At 5 it sounded like silence and tasted like fear.
My hand upon my heart promising someone else’s idea of god I will believe if only he fixed you.
ignorance in the belief you needed fixing,
innocence in the belief things could be fixed.
At 7 it sounded like school yard bullies and tasted like salt.
Oceans filled with the tears I cried.
move an inch and they’ll see you,
breath and they’ll get you.
At 11 it sounded like punk rock and tasted like blood from the inside of my check.
Heart beats in time to drum sets and black jeaned boys.
The year I first learnt to bleed for the future and not just the past.
At 14 it sounded like the air leaving my lunges and tasted like vodka. The numb cure to forget that you no longer filled my life, my earth, my future.
Freedom always comes with a price, your life for my future drowned in the bottom of this bottle, if only she saw it that way.
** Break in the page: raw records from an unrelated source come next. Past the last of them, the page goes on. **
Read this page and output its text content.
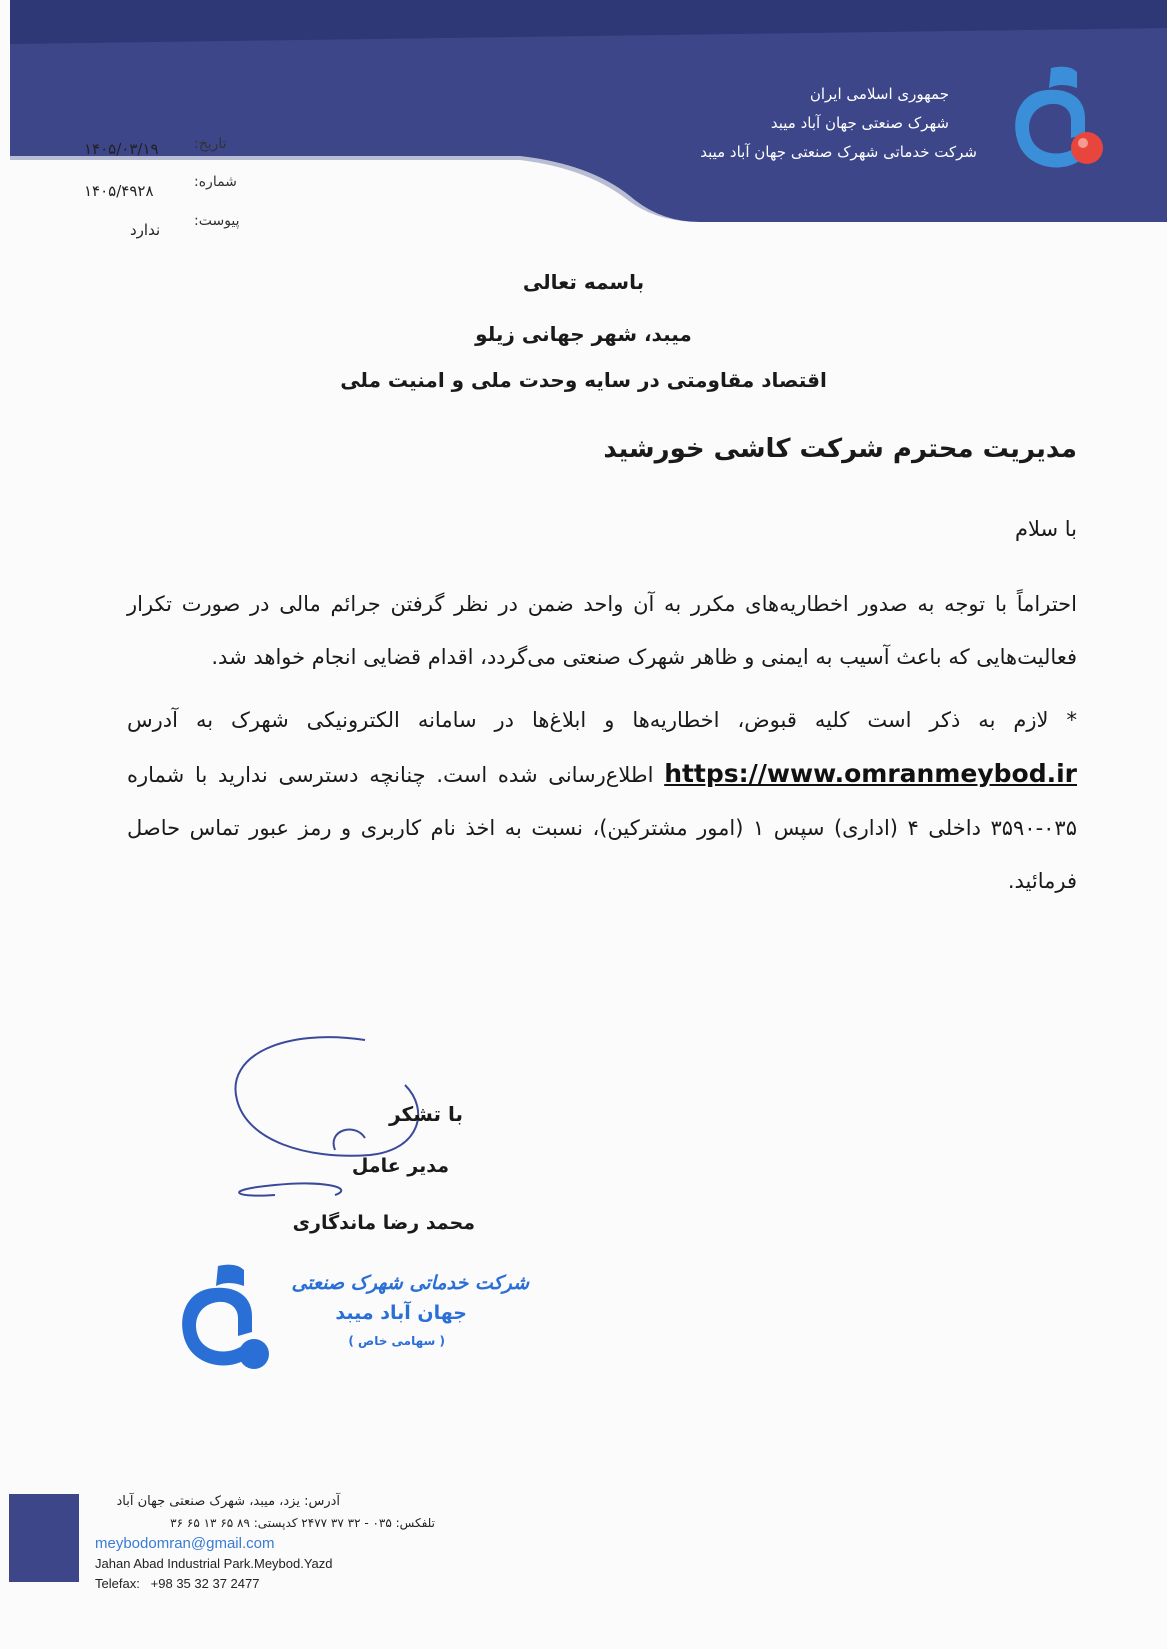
جمهوری اسلامی ایران
شهرک صنعتی جهان آباد میبد
شرکت خدماتی شهرک صنعتی جهان آباد میبد
تاریخ:
۱۴۰۵/۰۳/۱۹
شماره:
۱۴۰۵/۴۹۲۸
پیوست:
ندارد
باسمه تعالی
میبد، شهر جهانی زیلو
اقتصاد مقاومتی در سایه وحدت ملی و امنیت ملی
مدیریت محترم شرکت کاشی خورشید
با سلام

احتراماً با توجه به صدور اخطاریه‌های مکرر به آن واحد ضمن در نظر گرفتن جرائم مالی در صورت تکرار فعالیت‌هایی که باعث آسیب به ایمنی و ظاهر شهرک صنعتی می‌گردد، اقدام قضایی انجام خواهد شد.

* لازم به ذکر است کلیه قبوض، اخطاریه‌ها و ابلاغ‌ها در سامانه الکترونیکی شهرک به آدرس https://www.omranmeybod.ir اطلاع‌رسانی شده است. چنانچه دسترسی ندارید با شماره ۰۳۵-۳۵۹۰ داخلی ۴ (اداری) سپس ۱ (امور مشترکین)، نسبت به اخذ نام کاربری و رمز عبور تماس حاصل فرمائید.

با تشکر
مدیر عامل
محمد رضا ماندگاری
شرکت خدماتی شهرک صنعتی
جهان آباد میبد
( سهامی خاص )
آدرس: یزد، میبد، شهرک صنعتی جهان آباد
تلفکس: ۰۳۵ - ۳۲ ۳۷ ۲۴۷۷ کدپستی: ۸۹ ۶۵ ۱۳ ۶۵ ۳۶
meybodomran@gmail.com
Jahan Abad Industrial Park.Meybod.Yazd
Telefax: +98 35 32 37 2477
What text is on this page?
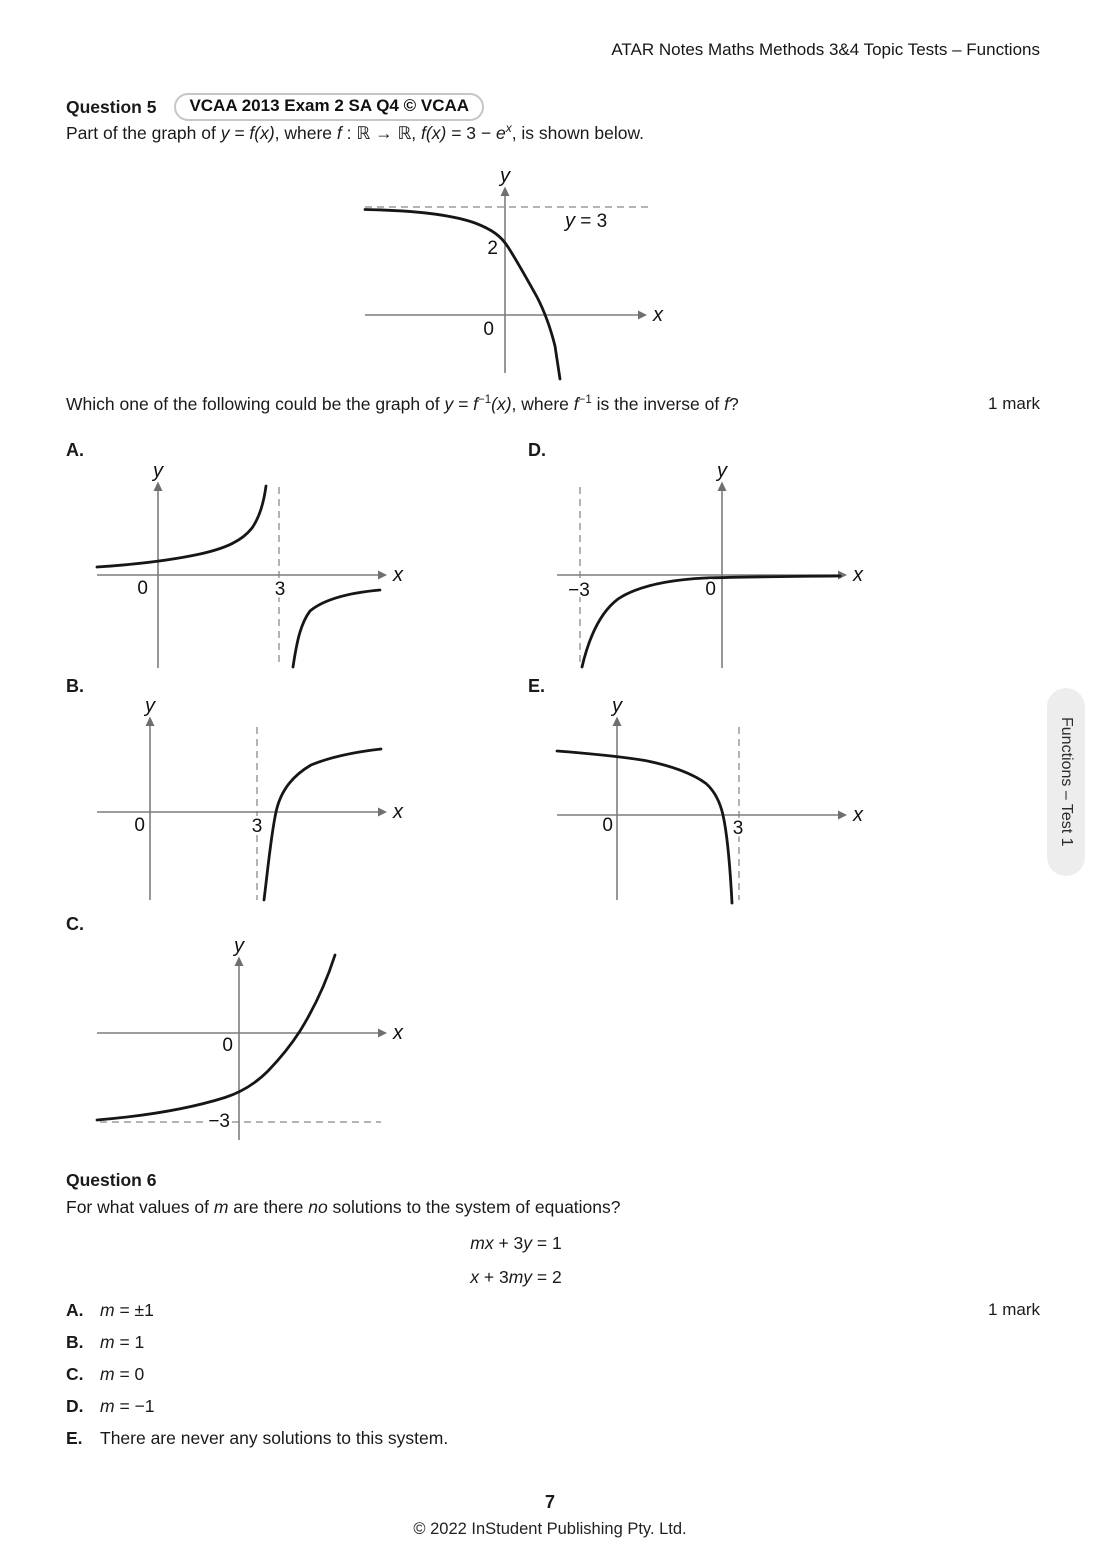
ATAR Notes Maths Methods 3&4 Topic Tests – Functions
Question 5	VCAA 2013 Exam 2 SA Q4 © VCAA
Part of the graph of y = f(x), where f : ℝ → ℝ, $f(x) = 3 - e^x$, is shown below.
y
x
2
0
y = 3
Which one of the following could be the graph of $y = f^{-1}(x)$, where $f^{-1}$ is the inverse of f?	1 mark
A.	D.
B.	E.
C.
y
x
0	3
y
x
0
−3
y
x
0	3
y
x
0	3
y
x
0
−3
Question 6
For what values of m are there no solutions to the system of equations?
mx + 3y = 1
x + 3my = 2
A. m = ±1
B. m = 1
C. m = 0
D. m = −1
E. There are never any solutions to this system.
1 mark
Functions – Test 1
7
© 2022 InStudent Publishing Pty. Ltd.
instead she turned and I sunk lower.
At 16 it sounded like love songs on bad speakers and tasted like his lips.
A chemical mix of me and him, of want and need, I was never that good at science see and even now,
I still struggle to understand how one person can taste like home.
At 18 it sounded like cheers and clinkies, slow capping across the stage, it tasted like smoke and damp grass.
The strange blue hue of sunlight through a tent, as I sung away my last few moments youth,
Standing at the edge of choice, I have already forgotten weather I jumped, or merely fell pushed like so many others into this world.
At 20 it sounds like rage
20 it sounds like hate,
20 it sounds like disappointment
20 it sounds like hospital beds rolling down corridors,
20 its sounds pill bottles and silent screams held back by will power and poisoned lips,
20 it sounds like bone against skin your knuckles my stomach, your hands my throat, your face my fist,
20 it sounds like echoes of want and need hope for some kind of god dam future,
20 it taste like blood and salt,
20 it taste like bruises,
20 it taste like hospital food and home brew, left to stew in the kitchen for far too long,
20 it’s the end I have given up on you and you on me, I have given up on future and forever’s.
At 21 it smells like spring and taste like new mourning due.
At 21 I pray for the chance to be 22.